Triangular flow of thermal photons from an event-by-event hydrodynamic model for 2.76A TeV Pb + Pb collisions at the CERN Large Hadron Collider

We calculate the triangular flow parameter $v_3$ of thermal photons from an event-by-event ideal hydrodynamic model for $0--40\%$ central collisions of Pb nuclei at $\sqrt{s_{NN}}$=2.76 TeV at LHC. $v_3$ determined with respect to the participant plane (PP) is found to be non-zero, positive and its $p_T$ dependence is qualitatively similar to the elliptic flow parameter $v_2$(PP) of thermal photons in the range $1 \le p_T \le 6$ GeV/$c$. In the range $p_T \, \le $ 3 GeV/$c$, $v_3$(PP) is found to be about $50--75\%$ of $v_2$(PP) and for $p_T \, >$ 3 GeV/$c$ the two anisotropy parameters become comparable. The local fluctuations in the initial density distribution as well as the initial global geometry of the produced matter in the event-by-event hydrodynamic framework are responsible for this substantial value of $v_3({\rm PP})$. However, as expected, the triangular flow parameter calculated with respect to the reaction plane $v_3$(RP) is found to be close to zero.

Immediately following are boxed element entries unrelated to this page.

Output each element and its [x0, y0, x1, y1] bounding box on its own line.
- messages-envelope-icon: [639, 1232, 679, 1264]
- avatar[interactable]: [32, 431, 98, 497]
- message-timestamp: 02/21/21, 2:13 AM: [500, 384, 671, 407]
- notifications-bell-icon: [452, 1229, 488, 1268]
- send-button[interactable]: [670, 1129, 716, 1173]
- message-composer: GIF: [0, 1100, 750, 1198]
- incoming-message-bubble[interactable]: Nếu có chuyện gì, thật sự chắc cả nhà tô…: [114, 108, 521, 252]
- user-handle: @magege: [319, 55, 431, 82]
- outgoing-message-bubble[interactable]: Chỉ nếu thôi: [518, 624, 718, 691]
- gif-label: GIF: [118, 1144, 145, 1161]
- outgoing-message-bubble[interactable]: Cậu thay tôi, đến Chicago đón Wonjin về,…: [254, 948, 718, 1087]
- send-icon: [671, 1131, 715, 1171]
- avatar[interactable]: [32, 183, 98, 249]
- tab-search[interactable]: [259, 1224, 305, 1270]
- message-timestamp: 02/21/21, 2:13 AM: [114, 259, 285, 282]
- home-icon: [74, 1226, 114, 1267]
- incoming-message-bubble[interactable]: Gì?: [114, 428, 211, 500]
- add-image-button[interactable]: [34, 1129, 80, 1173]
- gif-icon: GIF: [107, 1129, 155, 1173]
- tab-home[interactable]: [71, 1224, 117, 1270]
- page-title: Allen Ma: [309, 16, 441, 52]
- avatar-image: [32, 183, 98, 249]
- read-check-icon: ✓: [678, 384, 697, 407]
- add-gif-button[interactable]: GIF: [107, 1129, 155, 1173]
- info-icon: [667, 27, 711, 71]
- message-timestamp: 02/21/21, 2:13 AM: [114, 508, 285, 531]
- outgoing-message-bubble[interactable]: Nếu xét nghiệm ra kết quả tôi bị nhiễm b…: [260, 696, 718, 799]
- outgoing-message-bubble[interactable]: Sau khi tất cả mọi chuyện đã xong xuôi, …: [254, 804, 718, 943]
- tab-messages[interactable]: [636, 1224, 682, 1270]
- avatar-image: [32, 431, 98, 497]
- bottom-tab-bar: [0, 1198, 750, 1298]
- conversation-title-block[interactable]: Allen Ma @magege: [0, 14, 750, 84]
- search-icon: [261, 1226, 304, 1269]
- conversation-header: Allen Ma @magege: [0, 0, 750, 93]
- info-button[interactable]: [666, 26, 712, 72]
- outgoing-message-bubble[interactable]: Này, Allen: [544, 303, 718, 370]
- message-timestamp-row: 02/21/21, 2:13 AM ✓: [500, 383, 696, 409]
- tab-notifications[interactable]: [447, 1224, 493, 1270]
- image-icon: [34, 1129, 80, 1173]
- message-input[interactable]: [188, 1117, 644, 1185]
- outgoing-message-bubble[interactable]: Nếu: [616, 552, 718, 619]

We show that $v_3$(PP) strongly depends on the value of the fluctuation size scale $\sigma$ especially in the higher $p_T \, (\ge 3 {\rm GeV}/c)$ region where a larger value of $\sigma$ results in a smaller $v_3({\rm PP})$. In addition, the $v_3{\rm (PP)}$ is found to increase with the assumed formation time of the thermalized system.